|scientific name Calopteryx aequabilis |
common name River Jewelwing
Small to moderate forest streams (Walker).
Present from early June to early September, infrequent earlier (Walker).
The only all-metallic green damselfly with coloured wings in Alberta. The wings are smoky to black in the distal half, with many antenodal cross veins. Quite large (>45mm). Males: wings black in distal half, brownish yellow in remainder, no pterostigma.

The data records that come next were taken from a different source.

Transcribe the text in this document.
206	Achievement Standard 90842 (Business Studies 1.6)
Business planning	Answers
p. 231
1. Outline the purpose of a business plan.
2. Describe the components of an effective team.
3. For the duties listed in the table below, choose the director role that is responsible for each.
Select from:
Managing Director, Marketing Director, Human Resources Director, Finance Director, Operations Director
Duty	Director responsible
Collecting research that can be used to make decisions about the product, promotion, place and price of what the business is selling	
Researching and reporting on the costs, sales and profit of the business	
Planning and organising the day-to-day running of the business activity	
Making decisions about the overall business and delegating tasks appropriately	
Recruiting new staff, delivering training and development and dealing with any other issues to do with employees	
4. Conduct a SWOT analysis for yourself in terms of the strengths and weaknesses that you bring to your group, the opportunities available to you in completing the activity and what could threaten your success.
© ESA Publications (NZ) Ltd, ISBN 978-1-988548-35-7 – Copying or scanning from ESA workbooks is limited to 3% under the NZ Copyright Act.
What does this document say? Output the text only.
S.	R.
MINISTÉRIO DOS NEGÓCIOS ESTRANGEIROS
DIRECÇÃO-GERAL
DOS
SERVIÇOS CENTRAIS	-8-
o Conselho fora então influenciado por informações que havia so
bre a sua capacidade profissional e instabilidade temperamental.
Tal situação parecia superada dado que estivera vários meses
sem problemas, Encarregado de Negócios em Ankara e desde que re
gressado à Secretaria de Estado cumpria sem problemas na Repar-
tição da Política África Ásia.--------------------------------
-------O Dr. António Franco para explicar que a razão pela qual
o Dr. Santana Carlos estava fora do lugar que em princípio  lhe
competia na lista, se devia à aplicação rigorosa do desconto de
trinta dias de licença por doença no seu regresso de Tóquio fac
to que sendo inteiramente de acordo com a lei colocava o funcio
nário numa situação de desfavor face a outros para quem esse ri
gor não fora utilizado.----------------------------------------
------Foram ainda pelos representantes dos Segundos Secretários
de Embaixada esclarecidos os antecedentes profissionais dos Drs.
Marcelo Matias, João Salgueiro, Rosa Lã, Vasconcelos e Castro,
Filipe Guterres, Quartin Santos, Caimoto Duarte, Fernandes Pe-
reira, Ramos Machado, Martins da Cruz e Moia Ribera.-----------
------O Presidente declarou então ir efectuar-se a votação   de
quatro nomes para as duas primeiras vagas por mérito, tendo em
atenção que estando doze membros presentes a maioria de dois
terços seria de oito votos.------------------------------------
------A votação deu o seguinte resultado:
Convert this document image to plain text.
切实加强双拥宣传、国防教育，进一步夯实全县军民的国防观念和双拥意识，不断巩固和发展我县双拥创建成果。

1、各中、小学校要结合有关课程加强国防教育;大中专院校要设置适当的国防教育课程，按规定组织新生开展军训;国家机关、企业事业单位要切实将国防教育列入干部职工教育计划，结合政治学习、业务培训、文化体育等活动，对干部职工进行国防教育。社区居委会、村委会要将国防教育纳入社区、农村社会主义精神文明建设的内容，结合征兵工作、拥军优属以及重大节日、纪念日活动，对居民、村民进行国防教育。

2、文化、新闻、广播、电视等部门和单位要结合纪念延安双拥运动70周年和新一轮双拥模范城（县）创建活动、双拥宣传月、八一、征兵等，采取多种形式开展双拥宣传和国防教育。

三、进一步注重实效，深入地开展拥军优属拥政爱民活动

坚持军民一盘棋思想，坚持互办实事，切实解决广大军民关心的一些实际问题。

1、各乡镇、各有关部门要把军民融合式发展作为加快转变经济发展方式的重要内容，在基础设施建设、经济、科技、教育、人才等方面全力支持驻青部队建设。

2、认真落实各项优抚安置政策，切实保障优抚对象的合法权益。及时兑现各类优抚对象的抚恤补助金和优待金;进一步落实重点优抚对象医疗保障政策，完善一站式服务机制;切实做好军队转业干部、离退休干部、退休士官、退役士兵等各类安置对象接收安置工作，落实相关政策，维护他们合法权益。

Females: wings smoky brown in the distal half, brownish yellow in remainder, white pterostigma.
Mating occurs shortly after emergence (males are only prereproductive for 5 days on average). Males often display to females by hovering over a potential oviposition site and diving into the water, laying the wings flat on the water's surface. Only flying females are displayed to. Oviposition is conducted by the unaccompanied female well below the surface of the water. Eggs are laid in submerged aquatic vegetation (Corbet). Nymphs develop over 2 to 3 years (Walker). Adults have been known to congregate, and will flock to avoid perceived threat (Corbet).
The species has not been known in Alberta for long. It seems somewhat uncommon, but its status is uncertain.
Gleans small invertebrates from the foliage. The nymphs prey on aquatic invertebrates.
Restricted to northeastern Alberta (Clifford). Found east to Nova Scotia and P.E.I., and has recently been found in southern B.C (field note, RBC Museum). It is also found in much of the U.S.A., especially the northeast.